Floating Casinos Down on Their Luck - Monday 12th of September 2005
The glitzy, three-story floating casinos that define this adult waterfront playland were picked up and hurled as much as a mile onto streets and sidewalks when Hurricane Katrina came blasting through over a week ago. Some were split in half, their slot machines spilling out into the Gulf of Mexico as if Mother Nature had hit the jackpot.
The casinos that were responsible for the coastlines economic rebirth in the early 1990s have mostly been reduced to a tangle of broken rods and twisted metal beams, leaving 14,000 employees without jobs and the waterfront a colossal mess.
Diane Stump was a security coordinator on the Casino Magic, a gambling establishment that washed ashore during Hurricane Katrina. (By Michel Ducille -- The Washington Post)
Most owners have said they are determined to rebuild the casinos, which look more like land-based buildings than barges.
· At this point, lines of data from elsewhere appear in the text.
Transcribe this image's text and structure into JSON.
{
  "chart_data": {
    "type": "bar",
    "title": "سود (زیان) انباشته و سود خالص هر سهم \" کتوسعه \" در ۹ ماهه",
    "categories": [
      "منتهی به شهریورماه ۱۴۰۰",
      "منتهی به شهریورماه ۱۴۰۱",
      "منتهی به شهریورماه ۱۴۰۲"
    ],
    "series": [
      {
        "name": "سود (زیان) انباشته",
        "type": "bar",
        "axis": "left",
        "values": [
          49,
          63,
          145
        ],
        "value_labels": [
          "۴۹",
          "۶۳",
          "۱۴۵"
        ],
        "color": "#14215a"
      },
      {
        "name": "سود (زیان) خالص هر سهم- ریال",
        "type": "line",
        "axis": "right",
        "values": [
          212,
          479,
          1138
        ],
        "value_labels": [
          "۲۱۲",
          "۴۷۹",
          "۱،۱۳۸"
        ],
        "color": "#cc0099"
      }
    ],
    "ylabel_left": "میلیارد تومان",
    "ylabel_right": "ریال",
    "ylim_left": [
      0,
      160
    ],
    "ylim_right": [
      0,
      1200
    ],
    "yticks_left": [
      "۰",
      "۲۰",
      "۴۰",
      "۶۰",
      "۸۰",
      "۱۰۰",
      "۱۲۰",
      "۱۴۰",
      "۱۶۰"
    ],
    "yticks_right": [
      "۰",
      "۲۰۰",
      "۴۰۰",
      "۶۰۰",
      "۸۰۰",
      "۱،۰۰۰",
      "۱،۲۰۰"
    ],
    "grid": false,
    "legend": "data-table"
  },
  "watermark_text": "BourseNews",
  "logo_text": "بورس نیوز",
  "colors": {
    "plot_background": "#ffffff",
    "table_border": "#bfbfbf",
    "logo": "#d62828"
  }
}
But the damage is so extensive and the shock of the events so stinging and fresh, rebuilding efforts are far from underway.
Tuesday, casino officials were escorting insurance agents through the wreckage, showing them the havoc Katrina wreaked.
"They are looking for whats salvageable," said Robert F. Kelly Jr., vice president of development and construction for Harrahs Entertainment, which owns Harrahs New Orleans, the Grand Casino Biloxi and the Grand Casino Gulfport. "They are not going to find much of that here."
Kelly leaned against his truck and looked at the 680-foot-long, 180-foot-wide floating casino barge he built 12 years ago, now marooned on a patch of grass a quarter-mile from its anchor. Inside, there are 2,500 slot machines.
The winds and the storm surge tore the barge off its mooring, which is 60 feet wide and 120 feet deep, and is filled with rebar and concrete.
"This is just unbelievable to me," Kelly said, surveying the exposed cables and metal beams. "I built this."
He said the barge would have to be cut into pieces, separated by parts, and recycled or put underground somewhere.
All 13 of the regions casinos in Biloxi, Gulfport and Bay St. Louis are closed, costing Mississippi $500,000 in gambling taxes every day, officials told the Associated Press. The states offshore gambling industry provides $2.8 billion a year in revenue and $333 million in tax revenue, according to the American Gaming Association.
By Mississippi law, casinos must float and can be only along the Gulf Coast or the Mississippi River. In the past week, there has been talk of amending that law to allow land-based gambling.
In addition to bringing huge revenue, the barges have enticed game dealers, bartenders, entertainers, managers and other casino employees to move to the area for jobs. Each casino also has a land-based hotel with thousands of additional workers.